10 years later, Fez still doesn't need a sequel – it never did
I don’t need to tell you Fez is a great game because you know that. Everyone told you that in 2012. We named it Game of the Year, then called a Game of the Decade seven years later. It’s one of the indie icons, a mandatory mention whenever you’re talking about them.
But it’s been 10 years since it was released, which is a long time, and somehow within all of that, I had never played it. Until now, that is, and it’s an interesting place to look back on the game from. There’s no noise surrounding it now, no drama. All that hullabaloo, it’s gone. Now, really, there is only the game.

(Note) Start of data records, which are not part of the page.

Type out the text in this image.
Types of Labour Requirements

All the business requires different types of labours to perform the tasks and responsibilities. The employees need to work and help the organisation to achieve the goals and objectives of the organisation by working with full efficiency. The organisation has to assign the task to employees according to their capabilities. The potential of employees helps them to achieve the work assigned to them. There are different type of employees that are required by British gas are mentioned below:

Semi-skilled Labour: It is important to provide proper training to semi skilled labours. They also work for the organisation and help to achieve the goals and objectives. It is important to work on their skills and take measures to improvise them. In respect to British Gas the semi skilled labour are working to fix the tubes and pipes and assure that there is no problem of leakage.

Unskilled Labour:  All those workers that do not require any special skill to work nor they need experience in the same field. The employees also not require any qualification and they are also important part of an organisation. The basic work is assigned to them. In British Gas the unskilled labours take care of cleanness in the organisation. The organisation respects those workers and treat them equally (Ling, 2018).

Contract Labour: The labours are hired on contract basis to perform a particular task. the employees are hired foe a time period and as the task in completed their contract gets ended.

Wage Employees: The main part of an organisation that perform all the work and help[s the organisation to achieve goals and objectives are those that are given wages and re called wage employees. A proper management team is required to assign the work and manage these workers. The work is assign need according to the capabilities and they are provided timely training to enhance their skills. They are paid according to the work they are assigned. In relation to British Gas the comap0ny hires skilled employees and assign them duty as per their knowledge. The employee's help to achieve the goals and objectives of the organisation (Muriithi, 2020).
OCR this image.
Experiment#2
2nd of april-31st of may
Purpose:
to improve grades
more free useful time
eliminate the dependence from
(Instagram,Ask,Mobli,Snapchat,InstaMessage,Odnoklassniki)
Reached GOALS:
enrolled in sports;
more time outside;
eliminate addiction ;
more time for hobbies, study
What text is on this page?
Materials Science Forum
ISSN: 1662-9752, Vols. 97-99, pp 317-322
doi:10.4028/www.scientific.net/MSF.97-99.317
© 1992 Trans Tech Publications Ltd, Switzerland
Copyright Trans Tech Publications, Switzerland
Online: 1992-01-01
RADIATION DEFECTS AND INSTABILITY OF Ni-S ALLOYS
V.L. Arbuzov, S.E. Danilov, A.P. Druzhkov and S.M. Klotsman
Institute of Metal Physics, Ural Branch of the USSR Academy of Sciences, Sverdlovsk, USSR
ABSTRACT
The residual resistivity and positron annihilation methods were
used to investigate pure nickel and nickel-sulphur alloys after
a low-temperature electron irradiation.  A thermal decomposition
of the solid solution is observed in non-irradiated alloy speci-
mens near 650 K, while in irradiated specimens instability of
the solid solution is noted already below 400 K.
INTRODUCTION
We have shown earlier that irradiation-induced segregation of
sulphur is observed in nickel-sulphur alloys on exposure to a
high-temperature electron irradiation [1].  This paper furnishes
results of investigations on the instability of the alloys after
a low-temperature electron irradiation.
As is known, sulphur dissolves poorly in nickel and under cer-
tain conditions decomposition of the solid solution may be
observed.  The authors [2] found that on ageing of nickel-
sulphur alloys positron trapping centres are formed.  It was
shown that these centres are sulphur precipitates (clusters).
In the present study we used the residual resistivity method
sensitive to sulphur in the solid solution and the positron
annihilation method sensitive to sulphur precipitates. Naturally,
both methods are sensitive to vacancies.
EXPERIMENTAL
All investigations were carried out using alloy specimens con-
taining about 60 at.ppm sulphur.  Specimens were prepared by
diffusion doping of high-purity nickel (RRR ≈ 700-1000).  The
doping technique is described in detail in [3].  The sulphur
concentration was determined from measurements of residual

And what a game. I’m not here to give you a controversial hot-take on how time has ravaged Fez and revealed it to be rubbish, because it hasn’t. In fact, I’m partly here to tell you the opposite and how time doesn’t seem to have touched Fez at all. It’s remarkable how fresh it still feels. It could have been released this year.
Those blue skies and Mario grass-greens are still dreamily nostalgic. Those pixel edges are still crisp. Those dinky cube worlds still appear delicate enough to belong in a gallery somewhere. Fez still turns heads. And the “gimmick”, as Oli once called it, that central mechanic of a rotating 2D world – which is actually a 3D world viewed side-on that you can spin around – which reveals secrets and rearranges platforms so you can get to places you previously couldn’t: that is still brilliant, still endlessly brilliant. Dozens of hours in, I still marvel at how levels realign themselves. And for this to feel so new even after other games like Monument Valley have normalised it – it’s testament to the way it’s implemented here.
But these are surface level things, really. You understand and enjoy these things when you begin, and for a long time, Fez doesn’t necessarily seem like anything more, which would be absolutely fine – it would still be a lovely game. But gradually, you see hints of something else: markings you can’t understand or suggestions of secrets you can’t quite get to, and your brain can’t quite bridge the gap to find the solution. So it begins to bother you – not hold you up, just bother you.